Embora costumemos relacionar o luto à morte, Kessler nos ensina que ele pode ser aplicado a qualquer sentimento desencadeado por uma situação de perda, como a vida que ficou para trás nesta pandemia.

Em recente entrevista à Harvard Business Review, publicação de negócios da Universidade de Harvard, o pesquisador fala sobre a importância em reconhecer a dor que você está sentindo neste momento até para encontrar significado nela.

Segundo Kessler, “estamos passando por uma série de lutos diferentes. Sentimos que o mundo mudou, e ele realmente mudou. Sabemos que a situação é temporária, mas também não é bem assim, e percebemos que as coisas serão diferentes daqui pra frente.”

Ele segue: “[A] perda da normalidade. O medo do prejuízo econômico. A perda das nossas conexões com os outros. Isso está nos atingindo e estamos sofrendo coletivamente. Não estamos acostumados a esse tipo de sofrimento coletivo no ar”.

Kessler diz que estamos sentindo um luto antecipado, que é o sentimento que temos sobre o que o futuro nos reserva quando estamos incertos. Ansiedade pura. Sentimos isso quando alguém próximo recebe um diagnóstico grave ou quando pensamos que vamos perder um parente.

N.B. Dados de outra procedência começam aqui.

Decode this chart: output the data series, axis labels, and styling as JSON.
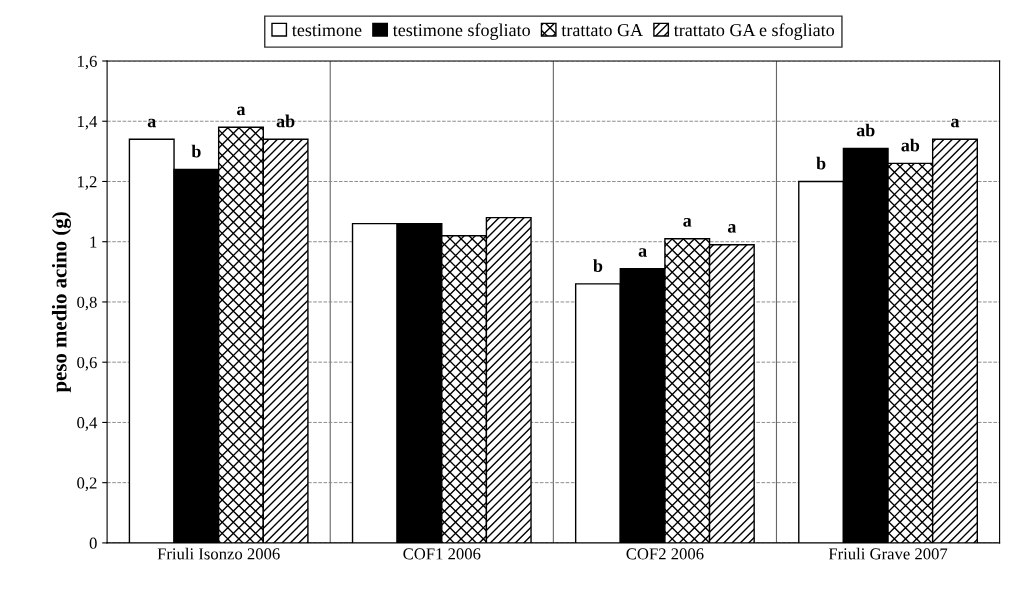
{
  "chart_data": {
    "type": "bar",
    "ylabel": "peso medio acino (g)",
    "categories": [
      "Friuli Isonzo 2006",
      "COF1 2006",
      "COF2 2006",
      "Friuli Grave 2007"
    ],
    "series": [
      {
        "name": "testimone",
        "color": "#ffffff",
        "values": [
          1.34,
          1.06,
          0.86,
          1.2
        ],
        "value_labels": [
          "a",
          null,
          "b",
          "b"
        ]
      },
      {
        "name": "testimone sfogliato",
        "color": "#000000",
        "values": [
          1.24,
          1.06,
          0.91,
          1.31
        ],
        "value_labels": [
          "b",
          null,
          "a",
          "ab"
        ]
      },
      {
        "name": "trattato GA",
        "color": "#000000",
        "values": [
          1.38,
          1.02,
          1.01,
          1.26
        ],
        "value_labels": [
          "a",
          null,
          "a",
          "ab"
        ]
      },
      {
        "name": "trattato GA e sfogliato",
        "color": "#000000",
        "values": [
          1.34,
          1.08,
          0.99,
          1.34
        ],
        "value_labels": [
          "ab",
          null,
          "a",
          "a"
        ]
      }
    ],
    "ylim": [
      0,
      1.6
    ],
    "yticks": [
      0,
      {
        "value": 0.2,
        "label": "0,2"
      },
      {
        "value": 0.4,
        "label": "0,4"
      },
      {
        "value": 0.6,
        "label": "0,6"
      },
      {
        "value": 0.8,
        "label": "0,8"
      },
      1,
      {
        "value": 1.2,
        "label": "1,2"
      },
      {
        "value": 1.4,
        "label": "1,4"
      },
      {
        "value": 1.6,
        "label": "1,6"
      }
    ],
    "grid": "y",
    "legend": "top"
  }
}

Ele transporta para o cenário da pandemia os estágios do luto: primeiro a negação que praticamos muito no começo: "Esse vírus não nos afetará!". Depois, a raiva: "Você está me fazendo ficar em casa e tirando minhas atividades!". Há também o estágio de barganha: "OK, se eu me distanciar por duas semanas tudo ficará melhor, certo?'". E ainda o da tristeza: "não sei quando isso vai acabar". E, finalmente, a aceitação: "Está acontecendo, eu tenho que descobrir como proceder".

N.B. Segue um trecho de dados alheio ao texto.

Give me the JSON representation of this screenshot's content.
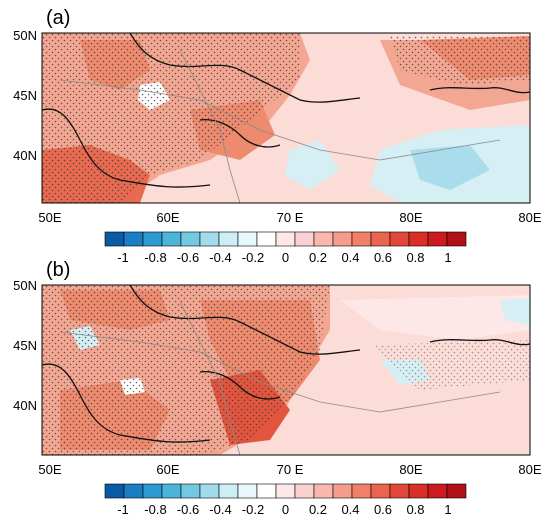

Segundo Kessler, é na aceitação que devemos nos focar. “É onde está o poder. Encontramos controle na aceitação. ‘Eu posso lavar minhas mãos. Eu posso manter uma distância segura. Eu posso aprender a trabalhar virtualmente.’”

Sobre as técnicas para se chegar a tal estado, ele recomenda voltar ao luto antecipatório. "Nossa mente começa a nos mostrar imagens. Por exemplo: meus pais estão ficando doentes, daí vemos os piores cenários. Essa é a nossa mente sendo protetora.”

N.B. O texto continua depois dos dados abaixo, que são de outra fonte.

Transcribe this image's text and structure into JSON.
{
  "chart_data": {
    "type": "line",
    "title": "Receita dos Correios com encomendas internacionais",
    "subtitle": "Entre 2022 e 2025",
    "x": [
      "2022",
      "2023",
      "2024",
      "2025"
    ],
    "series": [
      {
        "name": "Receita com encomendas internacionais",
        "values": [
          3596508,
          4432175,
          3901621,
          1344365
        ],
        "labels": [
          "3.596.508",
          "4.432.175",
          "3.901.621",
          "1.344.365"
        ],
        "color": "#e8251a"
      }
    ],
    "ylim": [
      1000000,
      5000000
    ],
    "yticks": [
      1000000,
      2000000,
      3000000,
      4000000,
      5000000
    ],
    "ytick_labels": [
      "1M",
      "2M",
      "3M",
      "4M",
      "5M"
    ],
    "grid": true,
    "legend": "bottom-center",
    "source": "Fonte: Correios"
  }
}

O objetivo, diz ele, não é ignorar essas imagens ou tentar fazê-las desaparecer, já que sua mente teimosa não vai deixar mesmo. A meta é encontrar equilíbrio nas coisas que você está pensando.

"Se você sentir a pior imagem tomando forma na sua mente, pense na melhor imagem. Todos ficamos um pouco doentes e o mundo continua. Nem todo mundo que eu amo morre".

Ele sugere outra técnica. Quem pratica mindfulness (atenção plena) ou outros tipos de meditação vai reconhecer a dica. “O luto antecipatório é a mente que vai para o futuro e imagina o pior. Para se acalmar, você quer entrar no presente. Você pode se fixar em coisas na sua sala. E respirar. Perceber que, no momento presente, nada do que você antecipou aconteceu."

"Neste momento, você está bem. Você tem comida. Você não está doente. Use seus sentidos e pense no que eles dizem. A mesa está dura. O cobertor é macio. Eu posso sentir a respiração entrando no meu nariz. Isso realmente funcionará para atenuar um pouco dessa dor.”

Segundo ele, esse também é um bom momento para praticar compaixão. "Todos terão diferentes níveis de medo e tristeza, e isso se manifesta de maneiras diferentes. Um colega de trabalho ficou muito irritado comigo outro dia e pensei: 'Isso não é como essa pessoa é; essa só é a forma de ele lidar com isso. Estou vendo o medo e a ansiedade dele'. Então seja paciente. Pense em quem essa pessoa realmente é e não quem parece ser neste momento.”

Kessler diz: “Há algo poderoso em nomear isso como luto. Isso nos ajuda a sentir o que está dentro de nós. Quando se nomeia suas emoções, se sente, e elas se 'movimentam’ dentro de você. As emoções precisam de movimento.”

É isso. Que possamos dar espaço para que esses sentimentos aconteçam, acolhendo-os e compreendendo-os. É o que de melhor podemos fazer por nós mesmos neste momento.